Producer: Vanessa Van Zuylen   Director: Martin Bourboulon   Screenplay: Caroline Bongrand, Thomas Bidegain, Martin Bourboulon, Natalie Carter and Martin Brossolet   Cast: Romain Duris, Emma Mackey, Pierre Deladonchamps, Alexandre Steiger, Armande Boulanger, Bruno Raffaelli, Andranic Manet, Philippe Hérisson and Stéphane Boucher   Distributor: Blue Fox Entertainment

Grade: C

This biographical drama about the engineer who designed one of Paris’ most celebrated landmarks concludes with a listing of the tower’s dimensions, which is most impressive.  Would that what precedes it were equally so.

The basic subject of Martin Bourboulon’s period drama—the construction of the Eiffel Tower for the 1889 World’s Fair—is potentially fascinating, not so much in terms of the minutiae of design, engineering and construction, which no film could express comprehensively or, probably, intelligibly, to a mass audience.  But here those elements are pretty much reduced to shots of Gustave Eiffel (Romain Duris) sketching on pads and rattling off occasional simplified solutions to technical problems.  Instead the battery of screenwriters have contrived a highly inventive tale about how the grand edifice was erected not simply on masterful building technique but unquenchable romantic longing. 

In this version Eiffel, portrayed by Duris as a professionally confident but socially awkward genius, had his one great love when, while overseeing the construction of a metal bridge in Bordeaux as his first major commission in 1860, he met the Adrienne Bourgès (Emma Mackey), the daughter of an important local official.  She reciprocated his affection and they hoped to marry, but their relationship was broken off by her parents.  

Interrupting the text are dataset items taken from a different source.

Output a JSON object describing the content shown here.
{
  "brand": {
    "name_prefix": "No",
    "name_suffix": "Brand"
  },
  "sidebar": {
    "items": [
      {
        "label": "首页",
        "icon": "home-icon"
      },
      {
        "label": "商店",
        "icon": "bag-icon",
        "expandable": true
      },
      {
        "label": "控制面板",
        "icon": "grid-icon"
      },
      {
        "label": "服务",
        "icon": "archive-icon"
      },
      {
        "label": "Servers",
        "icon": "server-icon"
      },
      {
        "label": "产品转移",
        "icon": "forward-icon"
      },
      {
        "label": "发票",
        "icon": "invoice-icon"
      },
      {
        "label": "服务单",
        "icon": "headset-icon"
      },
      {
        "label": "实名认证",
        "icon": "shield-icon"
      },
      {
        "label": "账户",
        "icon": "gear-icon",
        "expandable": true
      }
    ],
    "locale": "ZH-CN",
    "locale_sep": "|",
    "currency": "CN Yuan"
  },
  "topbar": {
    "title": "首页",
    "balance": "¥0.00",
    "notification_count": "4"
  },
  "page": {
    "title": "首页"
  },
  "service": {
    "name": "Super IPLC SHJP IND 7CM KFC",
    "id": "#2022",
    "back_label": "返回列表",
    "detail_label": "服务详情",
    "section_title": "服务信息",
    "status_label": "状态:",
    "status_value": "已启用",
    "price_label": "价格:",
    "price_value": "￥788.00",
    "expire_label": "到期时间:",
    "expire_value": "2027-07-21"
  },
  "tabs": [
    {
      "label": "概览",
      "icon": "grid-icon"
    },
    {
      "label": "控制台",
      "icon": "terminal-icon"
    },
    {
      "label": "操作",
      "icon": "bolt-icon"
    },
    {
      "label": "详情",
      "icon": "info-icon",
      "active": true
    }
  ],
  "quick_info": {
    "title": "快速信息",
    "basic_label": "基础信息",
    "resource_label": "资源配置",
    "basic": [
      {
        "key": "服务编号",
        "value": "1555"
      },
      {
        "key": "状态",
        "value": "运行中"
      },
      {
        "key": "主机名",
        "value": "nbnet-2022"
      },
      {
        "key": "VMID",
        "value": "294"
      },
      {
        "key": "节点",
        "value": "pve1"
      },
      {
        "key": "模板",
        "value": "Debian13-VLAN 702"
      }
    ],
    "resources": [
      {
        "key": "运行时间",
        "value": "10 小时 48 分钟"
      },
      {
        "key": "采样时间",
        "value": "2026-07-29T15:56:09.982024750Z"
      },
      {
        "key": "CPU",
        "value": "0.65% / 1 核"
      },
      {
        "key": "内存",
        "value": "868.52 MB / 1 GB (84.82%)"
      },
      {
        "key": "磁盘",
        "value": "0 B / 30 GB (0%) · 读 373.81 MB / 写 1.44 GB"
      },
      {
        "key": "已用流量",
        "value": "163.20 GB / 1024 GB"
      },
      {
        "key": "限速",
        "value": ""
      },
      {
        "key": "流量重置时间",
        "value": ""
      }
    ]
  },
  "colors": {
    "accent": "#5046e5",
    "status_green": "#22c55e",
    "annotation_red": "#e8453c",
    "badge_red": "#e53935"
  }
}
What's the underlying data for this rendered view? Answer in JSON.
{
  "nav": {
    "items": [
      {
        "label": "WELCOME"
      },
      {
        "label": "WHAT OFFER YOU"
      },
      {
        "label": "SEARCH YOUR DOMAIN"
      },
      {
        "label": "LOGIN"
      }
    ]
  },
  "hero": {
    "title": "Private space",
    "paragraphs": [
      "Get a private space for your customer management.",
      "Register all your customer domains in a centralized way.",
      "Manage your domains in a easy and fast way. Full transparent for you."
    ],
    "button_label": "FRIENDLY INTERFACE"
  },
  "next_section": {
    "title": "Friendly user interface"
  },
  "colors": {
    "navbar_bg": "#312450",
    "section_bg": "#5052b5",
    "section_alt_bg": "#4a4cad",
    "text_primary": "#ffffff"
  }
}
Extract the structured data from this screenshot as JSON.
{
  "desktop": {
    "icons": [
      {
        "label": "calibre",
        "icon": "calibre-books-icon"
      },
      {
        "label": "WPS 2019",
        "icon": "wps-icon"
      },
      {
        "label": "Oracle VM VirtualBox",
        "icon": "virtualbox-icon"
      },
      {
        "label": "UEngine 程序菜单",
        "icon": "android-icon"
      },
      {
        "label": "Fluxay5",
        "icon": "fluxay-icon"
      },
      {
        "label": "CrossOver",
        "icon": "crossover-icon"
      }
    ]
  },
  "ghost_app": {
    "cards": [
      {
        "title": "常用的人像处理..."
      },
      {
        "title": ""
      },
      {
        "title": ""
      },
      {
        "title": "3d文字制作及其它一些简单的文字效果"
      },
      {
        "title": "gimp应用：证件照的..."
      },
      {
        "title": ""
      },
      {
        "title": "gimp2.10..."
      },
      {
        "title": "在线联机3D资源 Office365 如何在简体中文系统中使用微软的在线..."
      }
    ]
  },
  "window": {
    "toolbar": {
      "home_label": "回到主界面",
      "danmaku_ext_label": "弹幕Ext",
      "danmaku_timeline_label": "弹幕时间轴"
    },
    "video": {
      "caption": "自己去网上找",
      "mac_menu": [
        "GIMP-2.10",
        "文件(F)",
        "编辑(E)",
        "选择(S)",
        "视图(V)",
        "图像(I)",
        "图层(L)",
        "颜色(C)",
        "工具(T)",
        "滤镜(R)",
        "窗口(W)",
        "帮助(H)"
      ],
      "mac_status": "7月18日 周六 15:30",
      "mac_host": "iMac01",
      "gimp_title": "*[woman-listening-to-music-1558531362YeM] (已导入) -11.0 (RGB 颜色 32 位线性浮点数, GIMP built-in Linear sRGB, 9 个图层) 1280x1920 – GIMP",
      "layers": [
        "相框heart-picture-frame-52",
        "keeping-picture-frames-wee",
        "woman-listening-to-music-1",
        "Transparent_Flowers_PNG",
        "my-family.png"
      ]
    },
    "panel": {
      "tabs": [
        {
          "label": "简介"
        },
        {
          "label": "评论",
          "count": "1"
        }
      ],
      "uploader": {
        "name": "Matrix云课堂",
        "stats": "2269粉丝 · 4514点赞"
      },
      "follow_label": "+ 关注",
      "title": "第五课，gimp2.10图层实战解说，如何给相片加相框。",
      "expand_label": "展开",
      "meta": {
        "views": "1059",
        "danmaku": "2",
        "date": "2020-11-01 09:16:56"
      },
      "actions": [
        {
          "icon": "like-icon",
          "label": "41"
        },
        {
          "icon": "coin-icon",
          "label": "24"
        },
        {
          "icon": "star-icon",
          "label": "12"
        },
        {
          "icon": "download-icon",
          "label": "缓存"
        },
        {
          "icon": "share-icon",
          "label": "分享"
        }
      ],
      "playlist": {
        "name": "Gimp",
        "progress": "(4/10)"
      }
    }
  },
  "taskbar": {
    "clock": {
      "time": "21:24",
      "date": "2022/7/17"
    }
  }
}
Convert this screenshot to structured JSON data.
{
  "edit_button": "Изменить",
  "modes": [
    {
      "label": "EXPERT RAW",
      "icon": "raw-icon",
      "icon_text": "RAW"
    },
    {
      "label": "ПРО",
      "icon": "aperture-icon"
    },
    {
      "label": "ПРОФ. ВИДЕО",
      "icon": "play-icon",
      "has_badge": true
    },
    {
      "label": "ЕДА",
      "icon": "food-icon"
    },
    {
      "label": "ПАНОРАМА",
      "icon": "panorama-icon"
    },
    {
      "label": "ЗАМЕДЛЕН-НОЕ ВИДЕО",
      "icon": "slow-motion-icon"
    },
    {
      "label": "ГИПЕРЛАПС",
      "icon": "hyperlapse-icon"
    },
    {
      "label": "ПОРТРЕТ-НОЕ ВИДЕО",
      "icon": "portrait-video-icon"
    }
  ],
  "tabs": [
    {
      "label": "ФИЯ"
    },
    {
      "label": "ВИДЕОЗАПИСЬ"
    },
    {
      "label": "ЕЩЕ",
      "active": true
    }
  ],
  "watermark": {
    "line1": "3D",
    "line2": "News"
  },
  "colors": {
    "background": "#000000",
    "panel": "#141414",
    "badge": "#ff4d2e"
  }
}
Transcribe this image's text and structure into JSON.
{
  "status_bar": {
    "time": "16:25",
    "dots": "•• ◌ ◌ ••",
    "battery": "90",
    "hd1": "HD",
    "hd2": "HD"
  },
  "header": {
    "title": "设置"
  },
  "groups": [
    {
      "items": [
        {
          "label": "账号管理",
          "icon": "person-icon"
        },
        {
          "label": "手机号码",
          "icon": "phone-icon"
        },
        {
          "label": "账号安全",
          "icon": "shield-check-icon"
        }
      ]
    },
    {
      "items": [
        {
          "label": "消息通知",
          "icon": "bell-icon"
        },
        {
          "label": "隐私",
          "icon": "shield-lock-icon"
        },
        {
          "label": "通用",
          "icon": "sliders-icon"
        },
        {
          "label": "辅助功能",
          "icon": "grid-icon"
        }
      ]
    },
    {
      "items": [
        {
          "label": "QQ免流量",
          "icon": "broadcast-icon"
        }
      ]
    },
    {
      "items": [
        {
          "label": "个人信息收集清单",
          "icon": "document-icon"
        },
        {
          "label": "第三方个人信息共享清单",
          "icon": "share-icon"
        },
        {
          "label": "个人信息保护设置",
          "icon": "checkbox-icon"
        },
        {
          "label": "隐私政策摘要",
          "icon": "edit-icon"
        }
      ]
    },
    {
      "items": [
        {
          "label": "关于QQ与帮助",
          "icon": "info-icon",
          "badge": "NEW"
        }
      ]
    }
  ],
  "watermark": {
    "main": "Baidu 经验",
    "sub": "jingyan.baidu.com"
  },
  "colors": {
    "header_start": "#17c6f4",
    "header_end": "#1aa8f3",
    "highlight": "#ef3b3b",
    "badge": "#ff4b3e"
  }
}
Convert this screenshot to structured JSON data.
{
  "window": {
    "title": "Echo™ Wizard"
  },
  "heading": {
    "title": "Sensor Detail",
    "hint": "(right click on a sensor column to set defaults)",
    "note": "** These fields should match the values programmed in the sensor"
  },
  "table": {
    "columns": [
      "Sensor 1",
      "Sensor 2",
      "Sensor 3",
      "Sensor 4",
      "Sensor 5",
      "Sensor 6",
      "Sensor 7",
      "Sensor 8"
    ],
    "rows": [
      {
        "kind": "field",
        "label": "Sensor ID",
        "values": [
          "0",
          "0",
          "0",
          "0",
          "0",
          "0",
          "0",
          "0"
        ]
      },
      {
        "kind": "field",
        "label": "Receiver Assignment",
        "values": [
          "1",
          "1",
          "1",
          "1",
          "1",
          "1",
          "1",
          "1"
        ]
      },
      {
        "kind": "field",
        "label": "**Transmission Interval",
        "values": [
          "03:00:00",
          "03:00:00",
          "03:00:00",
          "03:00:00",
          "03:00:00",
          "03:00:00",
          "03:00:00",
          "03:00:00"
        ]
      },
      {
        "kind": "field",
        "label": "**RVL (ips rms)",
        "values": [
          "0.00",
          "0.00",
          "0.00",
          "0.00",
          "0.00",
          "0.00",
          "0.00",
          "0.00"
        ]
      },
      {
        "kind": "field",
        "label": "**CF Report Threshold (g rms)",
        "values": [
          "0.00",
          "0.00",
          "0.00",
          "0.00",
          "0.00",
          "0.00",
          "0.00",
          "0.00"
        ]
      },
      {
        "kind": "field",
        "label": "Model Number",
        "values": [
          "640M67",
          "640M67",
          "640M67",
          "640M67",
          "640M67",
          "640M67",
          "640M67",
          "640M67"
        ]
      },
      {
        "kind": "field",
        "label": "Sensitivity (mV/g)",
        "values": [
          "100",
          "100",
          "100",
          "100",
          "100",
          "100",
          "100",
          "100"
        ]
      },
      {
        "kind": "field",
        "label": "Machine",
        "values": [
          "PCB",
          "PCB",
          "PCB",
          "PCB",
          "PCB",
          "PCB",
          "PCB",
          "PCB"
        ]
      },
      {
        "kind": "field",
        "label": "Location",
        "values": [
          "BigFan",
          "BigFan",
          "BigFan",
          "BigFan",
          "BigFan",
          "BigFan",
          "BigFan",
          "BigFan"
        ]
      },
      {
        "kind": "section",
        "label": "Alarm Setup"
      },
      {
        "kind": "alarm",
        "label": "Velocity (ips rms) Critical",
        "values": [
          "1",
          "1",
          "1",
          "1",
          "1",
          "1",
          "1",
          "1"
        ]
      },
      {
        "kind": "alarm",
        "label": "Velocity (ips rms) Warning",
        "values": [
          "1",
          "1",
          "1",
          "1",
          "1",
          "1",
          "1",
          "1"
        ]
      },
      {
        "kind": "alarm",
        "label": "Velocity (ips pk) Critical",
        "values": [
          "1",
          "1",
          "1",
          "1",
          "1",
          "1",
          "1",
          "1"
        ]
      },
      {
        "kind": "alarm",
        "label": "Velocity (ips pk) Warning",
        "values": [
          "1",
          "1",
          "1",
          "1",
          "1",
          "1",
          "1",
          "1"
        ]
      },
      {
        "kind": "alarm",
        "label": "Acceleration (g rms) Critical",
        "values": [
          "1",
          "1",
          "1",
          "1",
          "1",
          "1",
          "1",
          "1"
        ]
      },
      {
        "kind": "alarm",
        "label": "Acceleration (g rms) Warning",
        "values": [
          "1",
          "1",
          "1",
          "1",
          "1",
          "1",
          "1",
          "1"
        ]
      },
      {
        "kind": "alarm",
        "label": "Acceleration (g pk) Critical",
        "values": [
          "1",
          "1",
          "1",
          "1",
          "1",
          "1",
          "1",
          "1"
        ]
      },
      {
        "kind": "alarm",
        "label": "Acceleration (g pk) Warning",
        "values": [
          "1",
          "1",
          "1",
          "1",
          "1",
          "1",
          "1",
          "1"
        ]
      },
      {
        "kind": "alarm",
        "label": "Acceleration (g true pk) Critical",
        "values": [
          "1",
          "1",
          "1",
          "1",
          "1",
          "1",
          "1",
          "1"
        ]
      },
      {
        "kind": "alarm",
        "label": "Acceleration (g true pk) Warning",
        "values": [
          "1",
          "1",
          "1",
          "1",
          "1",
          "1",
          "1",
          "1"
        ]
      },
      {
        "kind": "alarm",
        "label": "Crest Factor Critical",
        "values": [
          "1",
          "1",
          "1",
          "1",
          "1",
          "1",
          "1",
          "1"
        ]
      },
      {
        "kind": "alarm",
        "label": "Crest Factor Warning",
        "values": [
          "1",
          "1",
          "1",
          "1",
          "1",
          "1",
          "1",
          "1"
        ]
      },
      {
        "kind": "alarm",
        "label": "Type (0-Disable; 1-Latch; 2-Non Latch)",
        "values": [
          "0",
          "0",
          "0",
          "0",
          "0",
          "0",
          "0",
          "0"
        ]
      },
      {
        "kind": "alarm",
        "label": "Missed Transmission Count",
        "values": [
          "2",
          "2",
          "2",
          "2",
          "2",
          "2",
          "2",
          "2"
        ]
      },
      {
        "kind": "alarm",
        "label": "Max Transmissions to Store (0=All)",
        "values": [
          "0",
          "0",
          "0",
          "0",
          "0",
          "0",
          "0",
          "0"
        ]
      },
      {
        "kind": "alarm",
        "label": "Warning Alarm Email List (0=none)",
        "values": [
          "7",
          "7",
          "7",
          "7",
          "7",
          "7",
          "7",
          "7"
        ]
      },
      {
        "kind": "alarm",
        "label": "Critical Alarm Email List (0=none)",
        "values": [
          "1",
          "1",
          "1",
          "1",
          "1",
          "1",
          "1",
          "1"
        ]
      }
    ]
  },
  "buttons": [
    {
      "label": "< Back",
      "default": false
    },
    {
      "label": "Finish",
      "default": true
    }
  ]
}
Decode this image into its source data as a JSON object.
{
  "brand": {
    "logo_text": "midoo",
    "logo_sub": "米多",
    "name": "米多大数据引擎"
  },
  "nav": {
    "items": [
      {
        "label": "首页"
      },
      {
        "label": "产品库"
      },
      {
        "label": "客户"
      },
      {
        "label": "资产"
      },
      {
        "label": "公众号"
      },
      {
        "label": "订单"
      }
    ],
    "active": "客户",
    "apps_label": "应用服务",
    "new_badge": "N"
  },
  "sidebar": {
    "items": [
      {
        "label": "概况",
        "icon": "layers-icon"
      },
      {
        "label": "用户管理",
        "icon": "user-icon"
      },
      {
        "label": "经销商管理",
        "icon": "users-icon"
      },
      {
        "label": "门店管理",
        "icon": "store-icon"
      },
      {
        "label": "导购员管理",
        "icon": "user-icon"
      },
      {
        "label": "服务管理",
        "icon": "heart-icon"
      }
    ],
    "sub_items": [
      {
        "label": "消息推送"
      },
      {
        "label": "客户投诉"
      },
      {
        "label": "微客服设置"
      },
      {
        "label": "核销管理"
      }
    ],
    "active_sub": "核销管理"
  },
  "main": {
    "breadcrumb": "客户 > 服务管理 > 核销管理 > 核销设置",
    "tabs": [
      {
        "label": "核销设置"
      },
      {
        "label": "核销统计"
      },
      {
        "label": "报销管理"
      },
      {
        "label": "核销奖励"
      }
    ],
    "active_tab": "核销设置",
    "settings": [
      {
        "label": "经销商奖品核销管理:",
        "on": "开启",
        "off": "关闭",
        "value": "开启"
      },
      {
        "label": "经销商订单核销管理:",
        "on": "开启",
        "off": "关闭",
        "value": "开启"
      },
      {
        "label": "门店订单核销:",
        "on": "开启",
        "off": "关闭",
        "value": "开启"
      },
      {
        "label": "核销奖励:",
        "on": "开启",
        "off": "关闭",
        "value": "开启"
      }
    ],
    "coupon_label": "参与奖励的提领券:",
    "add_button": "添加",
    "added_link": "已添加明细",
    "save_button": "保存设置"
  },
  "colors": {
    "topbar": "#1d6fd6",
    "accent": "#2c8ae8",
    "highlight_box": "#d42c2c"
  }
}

So much is true, but the script portrays Adrienne as a vivacious flirt and proto-feminist, which might appeal to fans of 1940s Hollywood cliché (high-spirited Katharine Hepburn type wakes up sleepy Jimmy Stewart one—our girl event throws herself into the river to get his attention), but is probably wide of the historical mark.  It adds that at the time of the break-up she was pregnant, and so distraught to learn that her father (Bruno Raffaelli) had cruelly told Gustave that it was she who’d rejected him that she tried to escape the family estate to find him, only to be impaled on the gate surrounding the property and seriously injured, unbeknownst to the jilted lover.

In any event Eiffel became an important engineer in Paris, earning plaudits for his work on the Statue of Liberty among other projects.  He also married and had children, including a charming daughter, Claire (Armande Boulanger).  She became his helpmate after his wife died in 1877; a decade later, when the government was accepting applications for a national contribution to the Fair, he was still a widower obsessed with work, though he demurred at designing an impractical addition to the city’s landscape rather than something useful, like a subway. 

There is no evidence Eiffel ever saw Adrienne again after 1860, but “Eiffel” suggests that he did, and that it was the rekindling of their romance that convinced him not only to build the tower, but in a shape that would forever be a salute to her name.  Unfortunately, she’s married, the wife of Gustave’s young supporter Antoine de Restac (Pierre Deladonchamps) who of course suspects his lovely wife of infidelity, not without cause.

There’s an interesting sequence in which Eiffel proves the durability of the proposed tower to the committee that will decide which proposal to support by having a model struck by the equivalent of a lightning bolt and gale-force winds.  A visit to the subterranean building site indicates how air pressure was used to prevent the Seine from inundating the dig.  There are also a few allusions to opposition from critics of the project and threats of strikes by workers.  They necessitate brief scenes of negotiations with financial backers and even the predictable one in which a frustrated Eiffel trashes the model of his tower.

But the focus is on the romance, which the scriptwriters, whatever their preferences, could not portray as ending happily.  In the end Adrienne will decide that the realization of Gustave’s professional dream must take precedence over the consummation of their love.  Claire will get her father’s approval for her marriage to sweet but colorless Adolphe (Andranic Manet), but Gustave will remain alone—except for the triumphant tower, of course.

“Eiffel” has a handsome look—the production design by Stéphane Taillasson and costumes by Thierry Delettre capture the period, and the visual effects showing the in-process raising of the tower, while not extensive, are fairly convincing.  Matias Boucard’s cinematography presents it all in well-composed if unimaginative images, and Alexandre Desplat contributes his usual reliable score, though it’s not one of his more striking pieces of work; the editing by Virginie Bruant and Valérie Deseine is unhurried, though it has more energy in the 1860 sequences than those set a quarter-century later.

“Eiffel” resembles old-fashioned Hollywood biopics: it’s pretty, but plays as fast and loose with the facts as they did without being either historically persuasive or dramatically compelling.